The Python interface for the Tech Tools instances use the latest jupyter/scipy-notebook Docker image. This means that a recent version of Python and many commonly used packages for data analysis and scientific computing will come pre-installed. This also means that you will get access to a user-friendly interface for creating and working with Jupyter notebooks, text editors, and terminal windows. See the JupyterLab documentation for more info.

title

To begin, under the “Research Platforms” dropdown on the Tech Tools site, select “Start or Stop EC2 instance.” Then, select the instance type you would like based on your specific needs and submit the form. For Python users, we generally recommend Linux instances.

After your instance has spun up, you will receive an email with links that point your browser to JupyterLab or RStudio on your instance. Note: You must be within Urban’s IP range to access those links from your browser (e.g. through a virtual desktop if you are working remotely).

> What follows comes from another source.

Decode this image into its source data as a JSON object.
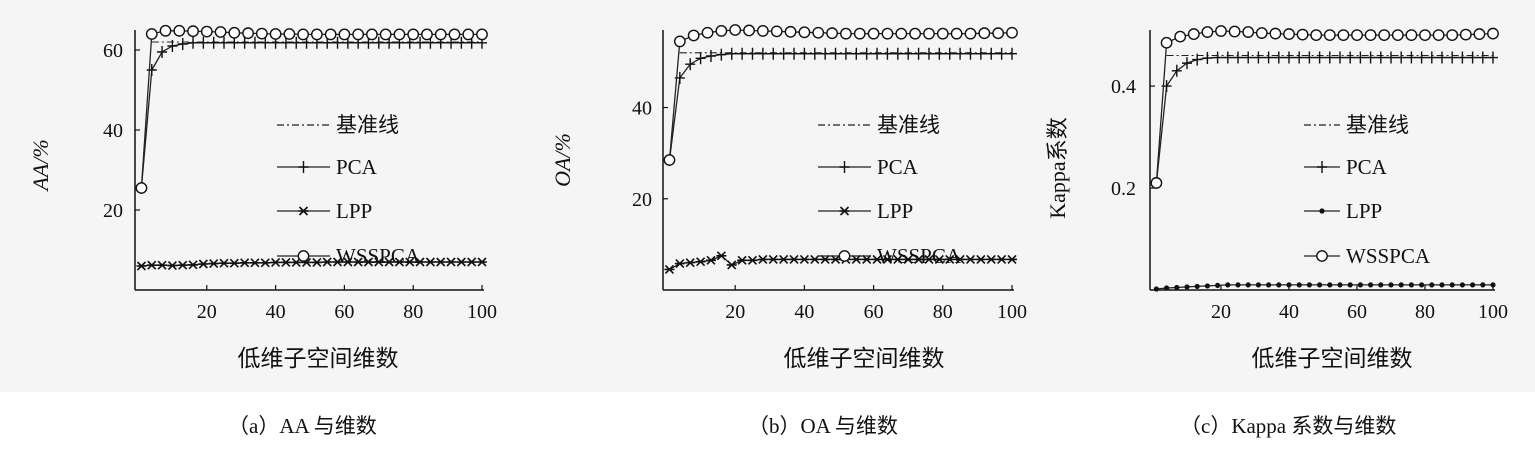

When you are finished with the instance, you can terminate it, and you will be charged only for the amount of time that it was running. You will also get periodic email reminders while your instance is running.

Putting it all together#

S3 and EC2 can be used to create a workflow entirely hosted in the cloud. The Tech Tools site simplifies the process of working with EC2, abstracting many details of the creation and termination away from the user. For more complex workflows using EC2 and other AWS services, the TECH team can partner with you to design and implement a solution. An example workflow for a Python data processing script is detailed below.

As mentioned earlier, a rule can be set so that the placement of a file into an S3 bucket triggers the creation of an EC2 instance. This workflow begins with an input data file being placed into an input S3 bucket via Boto3. This triggers an EC2 instance to spin up, obtain the input file, and run the data processing script. When the script completes, the output file is written to the output S3 bucket, and the EC2 instance automatically terminates. Additionally, a rule is set on the output bucket to trigger a notification of the user when a file is placed into it.

title

This and similar workflows have been employed by the Urban Institute TECH team to run data processing scripts and research models, including the TPC Tax Calculator, the Education Data Portal, and the Social Genome Model.